国师有些诧异,但身体还是趴在那木板上,只不过有意避开了带有泥土的地方,“你为何不走,还要留下救我?”
宋顾礼见状没忍住轻笑,“我既然决定救你自是不会轻易放弃,但你已经一身泥泞,又为啥还在意木板上那两三点的泥土?”
国师露出他千篇一律的笑容,“姑娘也是有趣,我也有我做人的原则,哪怕是最后一刻自己已经身处泥潭也不会违背它。”

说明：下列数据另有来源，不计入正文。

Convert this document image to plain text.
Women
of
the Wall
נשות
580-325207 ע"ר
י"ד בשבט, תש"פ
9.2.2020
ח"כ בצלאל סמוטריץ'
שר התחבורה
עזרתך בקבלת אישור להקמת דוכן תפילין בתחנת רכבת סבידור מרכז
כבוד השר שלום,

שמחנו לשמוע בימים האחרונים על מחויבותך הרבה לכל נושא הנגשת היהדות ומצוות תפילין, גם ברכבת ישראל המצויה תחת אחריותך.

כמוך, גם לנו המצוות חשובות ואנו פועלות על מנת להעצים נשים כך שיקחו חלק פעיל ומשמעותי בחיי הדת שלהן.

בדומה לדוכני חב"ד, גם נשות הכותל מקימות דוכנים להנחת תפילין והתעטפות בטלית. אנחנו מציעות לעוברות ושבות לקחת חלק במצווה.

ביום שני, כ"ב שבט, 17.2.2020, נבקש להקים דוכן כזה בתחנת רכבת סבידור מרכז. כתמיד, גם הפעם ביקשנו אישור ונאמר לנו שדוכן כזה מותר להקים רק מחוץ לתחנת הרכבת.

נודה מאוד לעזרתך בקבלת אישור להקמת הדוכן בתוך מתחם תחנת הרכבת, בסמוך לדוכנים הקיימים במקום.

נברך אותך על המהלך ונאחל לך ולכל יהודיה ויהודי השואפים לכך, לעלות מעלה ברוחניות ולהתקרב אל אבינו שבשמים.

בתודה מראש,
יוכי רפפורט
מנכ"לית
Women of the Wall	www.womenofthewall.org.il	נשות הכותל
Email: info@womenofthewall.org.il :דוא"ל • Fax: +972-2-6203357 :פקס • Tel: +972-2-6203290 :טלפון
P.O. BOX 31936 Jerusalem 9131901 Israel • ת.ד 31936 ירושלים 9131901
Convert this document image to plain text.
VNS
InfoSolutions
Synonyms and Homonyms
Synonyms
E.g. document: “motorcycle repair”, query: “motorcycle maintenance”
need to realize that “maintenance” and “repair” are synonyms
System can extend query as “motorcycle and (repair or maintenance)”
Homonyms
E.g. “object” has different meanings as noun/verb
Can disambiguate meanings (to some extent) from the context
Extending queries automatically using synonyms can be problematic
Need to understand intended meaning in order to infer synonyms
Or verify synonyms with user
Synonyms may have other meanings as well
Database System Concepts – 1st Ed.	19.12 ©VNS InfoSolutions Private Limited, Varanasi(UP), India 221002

闻言,宋顾礼倒是觉得他也没有原来那么讨厌,“哪怕去死也不违背吗?”
说话的功夫,国师便已经坐上了木板,然后转头看着顾礼微笑,“永不违背。”
顾礼心头忽然涌上了些莫名的情绪,认真地看着他“我相信你。”这样的情况都不违背自己的原则,一定是一个守诺的人吧。
看着国师爬上岸后,顾礼便准备离开,国师叫住她,“姑娘,可否知道你的芳名?救命之恩没齿难忘,在下至少应该知道姑娘名字。”
“不用了,以后我要是做了什么违背你原则的事情饶我一条小命。”顾礼头都不回地说完便离开了,虽然对方是要降危难于自己,但自己到底是做不到见死不救,这大概也是我的原则吧。
顾礼心里这么想着心里倒是舒服了许多,国师只是站在原地看着少女离开的背影,心里不知道在想什么,但刚刚露出的笑容倒不似原来那般虚假,这对国师来说,大概就是危难中的一丝救赎。